Two resistors $400\Omega \text{and}800\Omega$ are connected in series across a $6\text{V}$ battery. The potential difference measured by a voltmeter of resistance $10\text{k}\Omega \text{across}400\Omega$ resistor is close to:

• A. $2\text{V}$
• B. $1.8\text{V}$
• C. $2.05\text{V}$
• D. $1.95\text{V}$

Answer 1

The correct option is D $1.95\text{V}$

The voltmeter of resistance $10\text{k}\Omega$ will be connected parallel to the resistance of $400\Omega$.
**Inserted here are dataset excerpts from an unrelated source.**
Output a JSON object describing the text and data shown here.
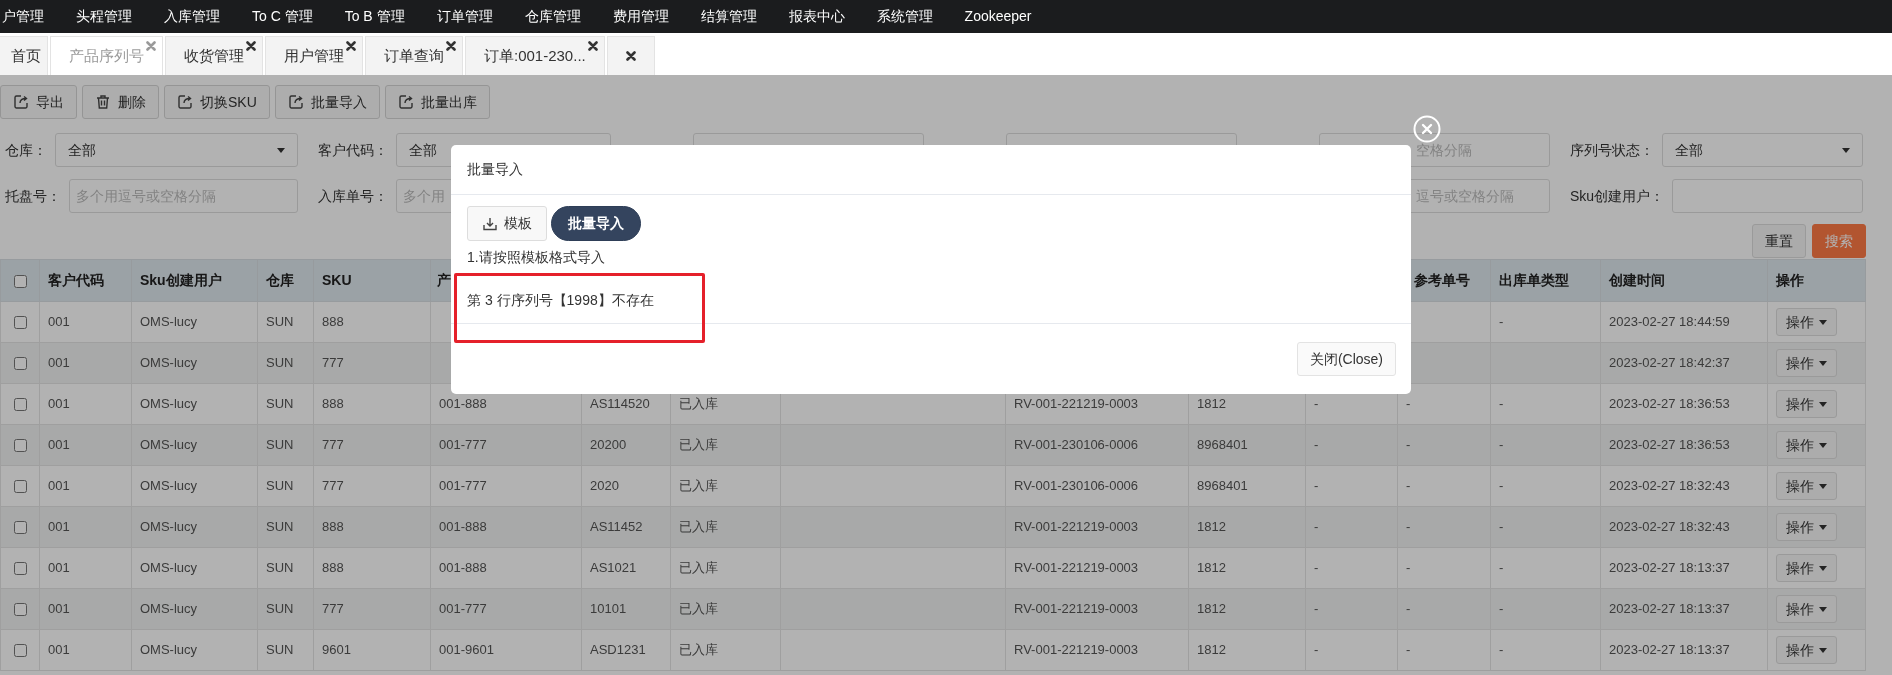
{
  "nav": {
    "items": [
      "户管理",
      "头程管理",
      "入库管理",
      "To C 管理",
      "To B 管理",
      "订单管理",
      "仓库管理",
      "费用管理",
      "结算管理",
      "报表中心",
      "系统管理",
      "Zookeeper"
    ]
  },
  "tabs": [
    {
      "label": "首页",
      "selected": false,
      "closable": false
    },
    {
      "label": "产品序列号",
      "selected": true,
      "closable": true
    },
    {
      "label": "收货管理",
      "selected": false,
      "closable": true
    },
    {
      "label": "用户管理",
      "selected": false,
      "closable": true
    },
    {
      "label": "订单查询",
      "selected": false,
      "closable": true
    },
    {
      "label": "订单:001-230...",
      "selected": false,
      "closable": true
    },
    {
      "selected": false,
      "closable": true
    }
  ],
  "toolbar": [
    {
      "label": "导出",
      "kind": "export"
    },
    {
      "label": "删除",
      "kind": "delete"
    },
    {
      "label": "切换SKU",
      "kind": "export"
    },
    {
      "label": "批量导入",
      "kind": "export"
    },
    {
      "label": "批量出库",
      "kind": "export"
    }
  ],
  "filters": [
    [
      {
        "label": "仓库：",
        "kind": "select",
        "value": "全部"
      },
      {
        "label": "客户代码：",
        "kind": "select",
        "value": "全部"
      },
      {
        "kind": "input"
      },
      {
        "kind": "input"
      },
      {
        "kind": "input",
        "placeholder": "空格分隔"
      },
      {
        "label": "序列号状态：",
        "kind": "select",
        "value": "全部"
      }
    ],
    [
      {
        "label": "托盘号：",
        "kind": "input",
        "placeholder": "多个用逗号或空格分隔"
      },
      {
        "label": "入库单号：",
        "kind": "input",
        "placeholder": "多个用"
      },
      {
        "kind": "input",
        "placeholder": "逗号或空格分隔"
      },
      {
        "label": "Sku创建用户：",
        "kind": "input"
      }
    ]
  ],
  "actions": [
    {
      "label": "重置",
      "kind": "default"
    },
    {
      "label": "搜索",
      "kind": "primary"
    }
  ],
  "table": {
    "header_checked": false,
    "columns": [
      "客户代码",
      "Sku创建用户",
      "仓库",
      "SKU",
      "产",
      null,
      null,
      null,
      null,
      null,
      null,
      "参考单号",
      "出库单类型",
      "创建时间",
      "操作"
    ],
    "rows": [
      {
        "checked": false,
        "cells": [
          "001",
          "OMS-lucy",
          "SUN",
          "888",
          null,
          null,
          null,
          null,
          null,
          null,
          null,
          null,
          "-",
          "2023-02-27 18:44:59"
        ],
        "action": "操作"
      },
      {
        "checked": false,
        "cells": [
          "001",
          "OMS-lucy",
          "SUN",
          "777",
          null,
          null,
          null,
          null,
          null,
          null,
          null,
          null,
          null,
          "2023-02-27 18:42:37"
        ],
        "action": "操作"
      },
      {
        "checked": false,
        "cells": [
          "001",
          "OMS-lucy",
          "SUN",
          "888",
          "001-888",
          "AS114520",
          "已入库",
          null,
          "RV-001-221219-0003",
          "1812",
          "-",
          "-",
          "-",
          "2023-02-27 18:36:53"
        ],
        "action": "操作"
      },
      {
        "checked": false,
        "cells": [
          "001",
          "OMS-lucy",
          "SUN",
          "777",
          "001-777",
          "20200",
          "已入库",
          null,
          "RV-001-230106-0006",
          "8968401",
          "-",
          "-",
          "-",
          "2023-02-27 18:36:53"
        ],
        "action": "操作"
      },
      {
        "checked": false,
        "cells": [
          "001",
          "OMS-lucy",
          "SUN",
          "777",
          "001-777",
          "2020",
          "已入库",
          null,
          "RV-001-230106-0006",
          "8968401",
          "-",
          "-",
          "-",
          "2023-02-27 18:32:43"
        ],
        "action": "操作"
      },
      {
        "checked": false,
        "cells": [
          "001",
          "OMS-lucy",
          "SUN",
          "888",
          "001-888",
          "AS11452",
          "已入库",
          null,
          "RV-001-221219-0003",
          "1812",
          "-",
          "-",
          "-",
          "2023-02-27 18:32:43"
        ],
        "action": "操作"
      },
      {
        "checked": false,
        "cells": [
          "001",
          "OMS-lucy",
          "SUN",
          "888",
          "001-888",
          "AS1021",
          "已入库",
          null,
          "RV-001-221219-0003",
          "1812",
          "-",
          "-",
          "-",
          "2023-02-27 18:13:37"
        ],
        "action": "操作"
      },
      {
        "checked": false,
        "cells": [
          "001",
          "OMS-lucy",
          "SUN",
          "777",
          "001-777",
          "10101",
          "已入库",
          null,
          "RV-001-221219-0003",
          "1812",
          "-",
          "-",
          "-",
          "2023-02-27 18:13:37"
        ],
        "action": "操作"
      },
      {
        "checked": false,
        "cells": [
          "001",
          "OMS-lucy",
          "SUN",
          "9601",
          "001-9601",
          "ASD1231",
          "已入库",
          null,
          "RV-001-221219-0003",
          "1812",
          "-",
          "-",
          "-",
          "2023-02-27 18:13:37"
        ],
        "action": "操作"
      }
    ]
  },
  "modal": {
    "title": "批量导入",
    "buttons": [
      {
        "label": "模板",
        "kind": "download"
      },
      {
        "label": "批量导入",
        "kind": "upload"
      }
    ],
    "hint": "1.请按照模板格式导入",
    "message": "第 3 行序列号【1998】不存在",
    "close_label": "关闭(Close)"
  }
}
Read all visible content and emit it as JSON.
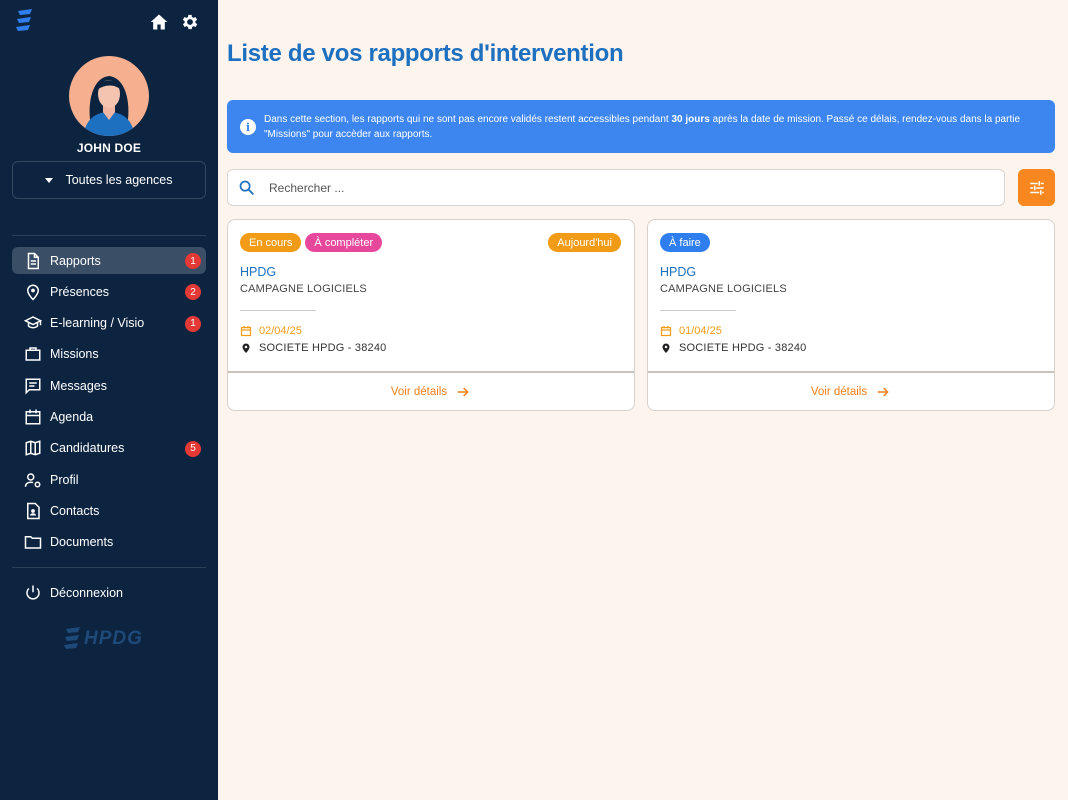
{
  "sidebar": {
    "user_name": "JOHN DOE",
    "agency_select": "Toutes les agences",
    "items": [
      {
        "label": "Rapports",
        "icon": "document-icon",
        "badge": "1",
        "active": true
      },
      {
        "label": "Présences",
        "icon": "location-pin-icon",
        "badge": "2"
      },
      {
        "label": "E-learning / Visio",
        "icon": "graduation-cap-icon",
        "badge": "1"
      },
      {
        "label": "Missions",
        "icon": "briefcase-icon"
      },
      {
        "label": "Messages",
        "icon": "message-icon"
      },
      {
        "label": "Agenda",
        "icon": "calendar-icon"
      },
      {
        "label": "Candidatures",
        "icon": "map-icon",
        "badge": "5"
      },
      {
        "label": "Profil",
        "icon": "user-gear-icon"
      },
      {
        "label": "Contacts",
        "icon": "contact-card-icon"
      },
      {
        "label": "Documents",
        "icon": "folder-icon"
      }
    ],
    "logout_label": "Déconnexion",
    "brand": "HPDG"
  },
  "main": {
    "title": "Liste de vos rapports d'intervention",
    "info": {
      "before": "Dans cette section, les rapports qui ne sont pas encore validés restent accessibles pendant ",
      "bold": "30 jours",
      "after": " après la date de mission. Passé ce délais, rendez-vous dans la partie \"Missions\" pour accèder aux rapports."
    },
    "search_placeholder": "Rechercher ...",
    "cards": [
      {
        "chips": [
          "En cours",
          "À compléter"
        ],
        "right_chip": "Aujourd'hui",
        "title": "HPDG",
        "subtitle": "CAMPAGNE LOGICIELS",
        "date": "02/04/25",
        "place": "SOCIETE HPDG - 38240",
        "action": "Voir détails"
      },
      {
        "chips": [
          "À faire"
        ],
        "title": "HPDG",
        "subtitle": "CAMPAGNE LOGICIELS",
        "date": "01/04/25",
        "place": "SOCIETE HPDG - 38240",
        "action": "Voir détails"
      }
    ]
  },
  "colors": {
    "sidebar_bg": "#0d2440",
    "page_bg": "#fdf4ee",
    "title_blue": "#1d6fbf",
    "info_blue": "#3d86f0",
    "accent_orange": "#f7871e",
    "badge_red": "#e53935",
    "chip_pink": "#e8489c"
  }
}
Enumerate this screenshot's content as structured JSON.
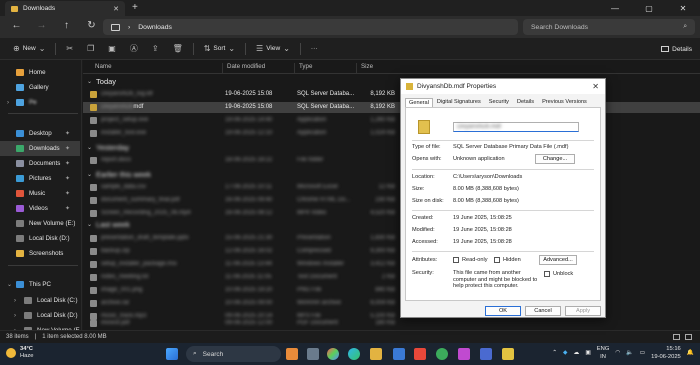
{
  "window": {
    "tab_title": "Downloads",
    "new_tab": "+",
    "controls": [
      "—",
      "▢",
      "✕"
    ]
  },
  "nav": {
    "back": "←",
    "forward": "→",
    "up": "↑",
    "refresh": "↻",
    "breadcrumb_sep": "›",
    "location": "Downloads",
    "search_placeholder": "Search Downloads"
  },
  "commands": {
    "new": "New",
    "sort": "Sort",
    "view": "View",
    "more": "···",
    "details": "Details"
  },
  "sidebar": {
    "items": [
      {
        "label": "Home",
        "color": "#e6a03c"
      },
      {
        "label": "Gallery",
        "color": "#4ea3e0"
      },
      {
        "label": "Pe",
        "color": "#4ea3e0"
      },
      {
        "label": "Desktop",
        "color": "#3b8fd6"
      },
      {
        "label": "Downloads",
        "color": "#3ba86a"
      },
      {
        "label": "Documents",
        "color": "#8a8fa0"
      },
      {
        "label": "Pictures",
        "color": "#3b9bd6"
      },
      {
        "label": "Music",
        "color": "#e0553b"
      },
      {
        "label": "Videos",
        "color": "#9b5bd6"
      },
      {
        "label": "New Volume (E:)",
        "color": "#7c7c7c"
      },
      {
        "label": "Local Disk (D:)",
        "color": "#7c7c7c"
      },
      {
        "label": "Screenshots",
        "color": "#e3b341"
      },
      {
        "label": "This PC",
        "color": "#3b8fd6"
      },
      {
        "label": "Local Disk (C:)",
        "color": "#7c7c7c"
      },
      {
        "label": "Local Disk (D:)",
        "color": "#7c7c7c"
      },
      {
        "label": "New Volume (E:)",
        "color": "#7c7c7c"
      }
    ]
  },
  "columns": [
    "Name",
    "Date modified",
    "Type",
    "Size"
  ],
  "groups": [
    "Today",
    "Yesterday",
    "Earlier this week",
    "Last week"
  ],
  "rows": [
    {
      "name": "DivyanshDb_log.ldf",
      "date": "19-06-2025 15:08",
      "type": "SQL Server Databa...",
      "size": "8,192 KB"
    },
    {
      "name": "DivyanshDb.mdf",
      "date": "19-06-2025 15:08",
      "type": "SQL Server Databa...",
      "size": "8,192 KB"
    },
    {
      "name": "project_setup.exe",
      "date": "19-06-2025 14:40",
      "type": "Application",
      "size": "1,260 KB"
    },
    {
      "name": "installer_tool.exe",
      "date": "19-06-2025 12:10",
      "type": "Application",
      "size": "1,024 KB"
    },
    {
      "name": "report.docx",
      "date": "18-06-2025 18:22",
      "type": "File folder",
      "size": ""
    },
    {
      "name": "sample_data.csv",
      "date": "17-06-2025 10:11",
      "type": "Microsoft Excel",
      "size": "12 KB"
    },
    {
      "name": "document_summary_final.pdf",
      "date": "16-06-2025 09:40",
      "type": "Chrome HTML Do...",
      "size": "230 KB"
    },
    {
      "name": "Screen_Recording_2025_06.mp4",
      "date": "16-06-2025 08:12",
      "type": "MP4 Video",
      "size": "4,520 KB"
    },
    {
      "name": "presentation_draft_template.pptx",
      "date": "15-06-2025 21:30",
      "type": "Presentation",
      "size": "1,830 KB"
    },
    {
      "name": "backup.zip",
      "date": "12-06-2025 16:02",
      "type": "Compressed",
      "size": "9,300 KB"
    },
    {
      "name": "setup_installer_package.msi",
      "date": "11-06-2025 13:44",
      "type": "Windows Installer",
      "size": "3,412 KB"
    },
    {
      "name": "notes_meeting.txt",
      "date": "11-06-2025 11:05",
      "type": "Text Document",
      "size": "2 KB"
    },
    {
      "name": "image_001.png",
      "date": "10-06-2025 19:20",
      "type": "PNG File",
      "size": "840 KB"
    },
    {
      "name": "archive.rar",
      "date": "10-06-2025 09:00",
      "type": "WinRAR archive",
      "size": "6,004 KB"
    },
    {
      "name": "music_track.mp3",
      "date": "09-06-2025 20:14",
      "type": "MP3 File",
      "size": "5,100 KB"
    },
    {
      "name": "invoice.pdf",
      "date": "09-06-2025 12:00",
      "type": "PDF Document",
      "size": "180 KB"
    },
    {
      "name": "budget.xlsx",
      "date": "08-06-2025 17:33",
      "type": "Microsoft Excel",
      "size": "46 KB"
    },
    {
      "name": "readme.md",
      "date": "08-06-2025 11:11",
      "type": "MD File",
      "size": "3 KB"
    }
  ],
  "status": {
    "count": "38 items",
    "selected": "1 item selected 8.00 MB"
  },
  "dialog": {
    "title": "DivyanshDb.mdf Properties",
    "tabs": [
      "General",
      "Digital Signatures",
      "Security",
      "Details",
      "Previous Versions"
    ],
    "file_name": "DivyanshDb.mdf",
    "type_label": "Type of file:",
    "type_value": "SQL Server Database Primary Data File (.mdf)",
    "opens_label": "Opens with:",
    "opens_value": "Unknown application",
    "change_btn": "Change...",
    "location_label": "Location:",
    "location_value": "C:\\Users\\aryson\\Downloads",
    "size_label": "Size:",
    "size_value": "8.00 MB (8,388,608 bytes)",
    "sizeondisk_label": "Size on disk:",
    "sizeondisk_value": "8.00 MB (8,388,608 bytes)",
    "created_label": "Created:",
    "created_value": "19 June 2025, 15:08:25",
    "modified_label": "Modified:",
    "modified_value": "19 June 2025, 15:08:28",
    "accessed_label": "Accessed:",
    "accessed_value": "19 June 2025, 15:08:28",
    "attributes_label": "Attributes:",
    "readonly": "Read-only",
    "hidden": "Hidden",
    "advanced_btn": "Advanced...",
    "security_label": "Security:",
    "security_text": "This file came from another computer and might be blocked to help protect this computer.",
    "unblock": "Unblock",
    "ok": "OK",
    "cancel": "Cancel",
    "apply": "Apply"
  },
  "taskbar": {
    "temp": "34°C",
    "weather": "Haze",
    "search": "Search",
    "lang1": "ENG",
    "lang2": "IN",
    "time": "15:16",
    "date": "19-06-2025"
  }
}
So, their equivalent resistance is
$\frac{1}{R^{\prime }}=\frac{1}{10000}+\frac{1}{400}$

$\Rightarrow \frac{1}{R^{\prime }}=\frac{1+25}{10000}=\frac{26}{10000}$

$\Rightarrow R^{\prime }=\frac{10000}{26}\Omega$

Using Ohm's law, current in the circuit
$I=\frac{\text{Voltage}}{\text{Net Resistance}}=\frac{6}{\frac{10000}{26}+800}$

Potential difference measured by voltmeter
$V=I{R}^{\prime }=\left(\frac{6}{\frac{10000}{26}+800}\right)\frac{10000}{26}$

$\Rightarrow V=\frac{150}{77}=1.95\text{V}$

Hence, option $\left(D\right)$ is correct.